Former Mumford & Sons banjo player and co-founder Winston Marshall said there was one "canceled" celebrity for whom he felt particular compassion before he too had been targeted by the cancel culture mob.
"Harry Potter" author J.K. Rowling lost several friends in the industry after defending the concept of biological sex.
"If sex isn’t real, there’s no same-sex attraction," Rowling tweeted in 2020. "If sex isn’t real, the lived reality of women globally is erased. I know and love trans people, but erasing the concept of sex removes the ability of many to meaningfully discuss their lives. It isn’t hate to speak the truth."
She has also signaled her "contempt" for those supporting gender-focused policies that "endanger extremely vulnerable girls."

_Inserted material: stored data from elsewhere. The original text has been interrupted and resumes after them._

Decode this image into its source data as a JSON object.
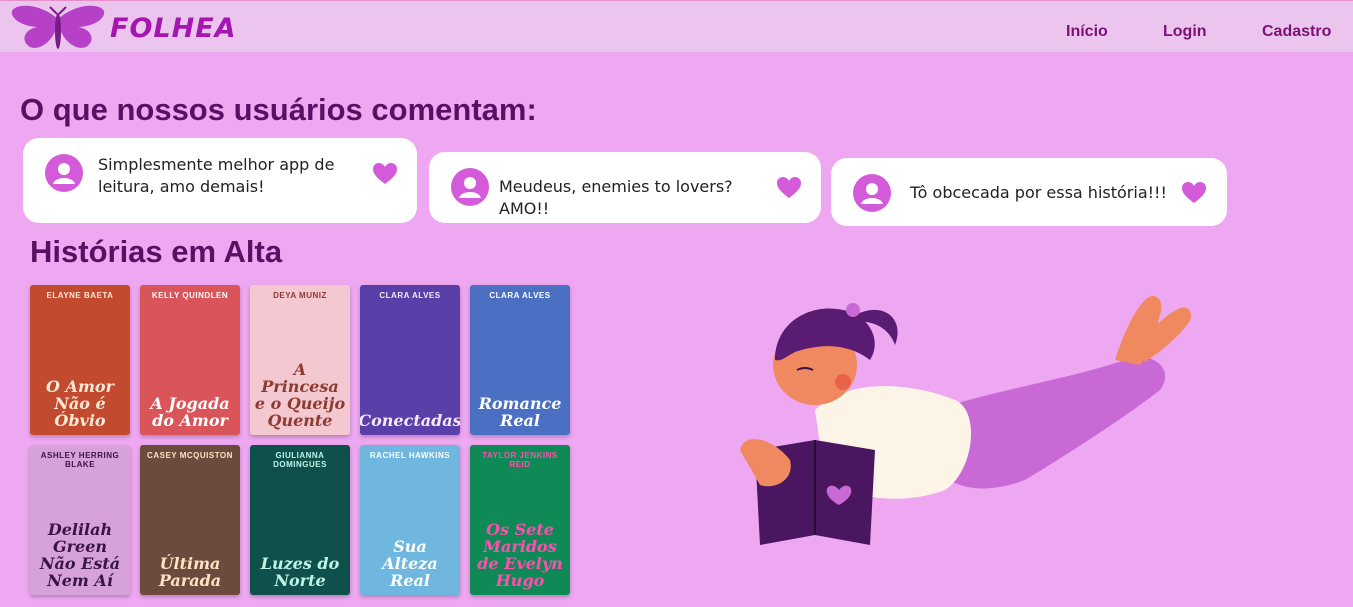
{
  "brand": {
    "name": "FOLHEA",
    "color": "#a516b0"
  },
  "nav": {
    "inicio": "Início",
    "login": "Login",
    "cadastro": "Cadastro"
  },
  "comments": {
    "title": "O que nossos usuários comentam:",
    "items": [
      {
        "text": "Simplesmente melhor app de leitura, amo demais!"
      },
      {
        "text": "Meudeus, enemies to lovers? AMO!!"
      },
      {
        "text": "Tô obcecada por essa história!!!"
      }
    ]
  },
  "trending": {
    "title": "Histórias em Alta",
    "books": [
      {
        "title": "O Amor Não é Óbvio",
        "author": "Elayne Baeta",
        "bg": "#c24a2e",
        "fg": "#ffe9d6"
      },
      {
        "title": "A Jogada do Amor",
        "author": "Kelly Quindlen",
        "bg": "#d9555a",
        "fg": "#ffffff"
      },
      {
        "title": "A Princesa e o Queijo Quente",
        "author": "Deya Muniz",
        "bg": "#f3c8d0",
        "fg": "#8b3b2f"
      },
      {
        "title": "Conectadas",
        "author": "Clara Alves",
        "bg": "#5b3fa8",
        "fg": "#f6e7ff"
      },
      {
        "title": "Romance Real",
        "author": "Clara Alves",
        "bg": "#4b6fc2",
        "fg": "#ffffff"
      },
      {
        "title": "Delilah Green Não Está Nem Aí",
        "author": "Ashley Herring Blake",
        "bg": "#d6a2d9",
        "fg": "#3b1446"
      },
      {
        "title": "Última Parada",
        "author": "Casey McQuiston",
        "bg": "#6d4a3e",
        "fg": "#ffe3c4"
      },
      {
        "title": "Luzes do Norte",
        "author": "Giulianna Domingues",
        "bg": "#0f4f4c",
        "fg": "#bff3e6"
      },
      {
        "title": "Sua Alteza Real",
        "author": "Rachel Hawkins",
        "bg": "#6fb7de",
        "fg": "#ffffff"
      },
      {
        "title": "Os Sete Maridos de Evelyn Hugo",
        "author": "Taylor Jenkins Reid",
        "bg": "#0f8a56",
        "fg": "#ff4fae"
      }
    ]
  },
  "icons": {
    "logo": "butterfly-icon",
    "avatar": "user-avatar-icon",
    "heart": "heart-icon"
  },
  "colors": {
    "accent": "#c443d4",
    "heading": "#5b0f63",
    "page": "#eea8f2"
  }
}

Progressives and prominent figures have condemned her for her remarks, including some "Harry Potter" cast members. The star of the franchise, Daniel Radcliffe, dedicated a blog post against Rowling's comments in order to stand with trans and queer kids who he said may have identified with his wizard character.

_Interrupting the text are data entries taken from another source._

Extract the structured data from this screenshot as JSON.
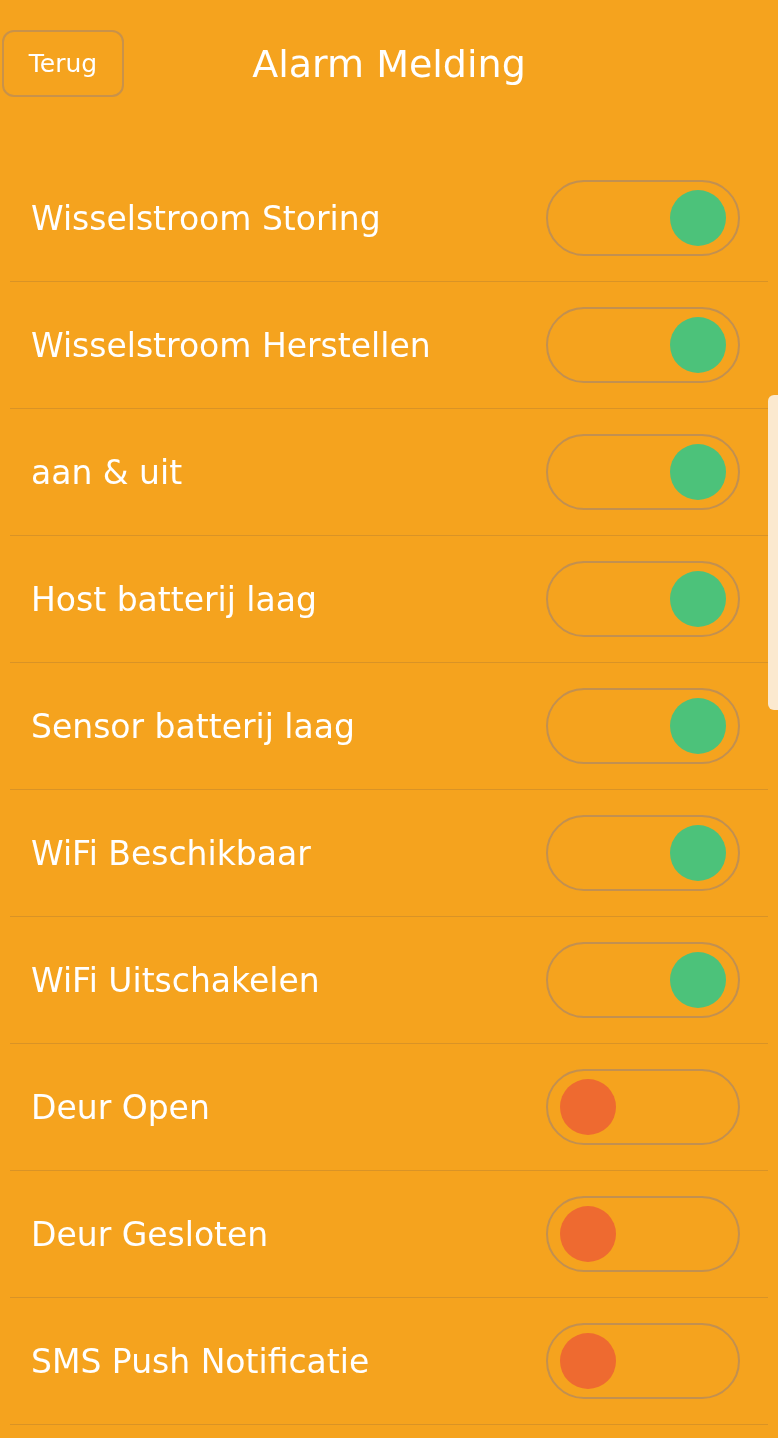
{
  "header": {
    "back_button": "Terug",
    "title": "Alarm Melding"
  },
  "settings": [
    {
      "label": "Wisselstroom Storing",
      "on": true
    },
    {
      "label": "Wisselstroom Herstellen",
      "on": true
    },
    {
      "label": "aan & uit",
      "on": true
    },
    {
      "label": "Host batterij laag",
      "on": true
    },
    {
      "label": "Sensor batterij laag",
      "on": true
    },
    {
      "label": "WiFi Beschikbaar",
      "on": true
    },
    {
      "label": "WiFi Uitschakelen",
      "on": true
    },
    {
      "label": "Deur Open",
      "on": false
    },
    {
      "label": "Deur Gesloten",
      "on": false
    },
    {
      "label": "SMS Push Notificatie",
      "on": false
    }
  ]
}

"And so seeing them hurt on that day I was like, I wanted them to know that not everybody in the franchise felt that way. And that was really important," Radcliffe wrote, while also warning the press against trying to depict his post as proof of "infighting" between him and Rowling.

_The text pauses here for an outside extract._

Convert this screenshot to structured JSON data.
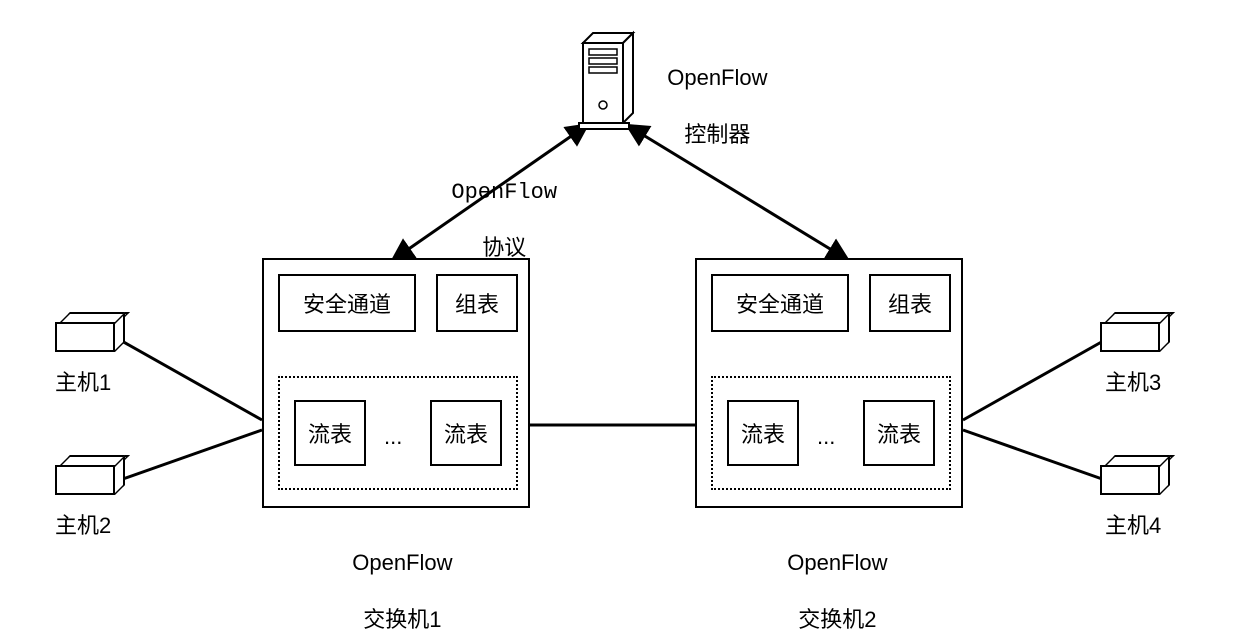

Marshall is no stranger to cancel culture. The musician was the target of online hate last year after tweeting his support for a book by conservative author Andy Ngo on the left-wing radicalism of Antifa, entitled, "Unmasked: Inside Antifa’s Radical Plan to Destroy Democracy." But he said his compassion toward Rowling began well before his own painful experience.
"I had sympathy beforehand," Marshall said of Rowling's plight in an interview with Fox News Digital. "Because I think it’s outrageous what happened to her. The level of misogyny that she’s had to endure. It’s despicable. If it doesn’t make your blood boil, that says a lot about you, I think."
The musician described Rowling as pro-woman and an LGBT ally, and in other pointed remarks he shaded the "Harry Potter" cast whom Rowling helped launch to stardom.
"She said nothing transphobic," Marshall maintained. "All she's done is stick up for women. It's appalling. The amount she's done for gays and lesbians in her history and philanthropic history is remarkable. The fact that she has to put up with this is outrageous. And it's disgusting that those other actors who she gave a career to speak about her like they do. It's embarrassing, frankly."
Marshall took the opportunity to share his opinion of puberty blockers, medicines that prevent puberty, and progressive efforts that have "bullied" girls out of school sports, in his view.
"It's a very difficult position for any of these artists to be into," he said. "It's a very painful experience, losing it all just for having wrong opinions, having perfectly legitimate opinions, you know? In fact, I would say compassionate opinions, these issues. She cares about women, for example. She cares about children, look what they're doing to children, putting the children on puberty blockers, irreversible surgery."
"These children are going to be made sterile," he continued. "Someone's got to stick up for them. Someone's got to stick up for girls getting bullied out of sports. Someone's got to stick up for the truth. And so these are really important issues."
Rowling has found support from a few "Harry Potter" alumni, however. When asked about the controversy, Draco Malfoy portrayer Tom Felton said he chose to "celebrate" the impact Rowling's films have had. And like Marshall, Ralph Fiennes, who played the villain Voldemort in the series, recently blasted the abuse against Rowling as "despicable."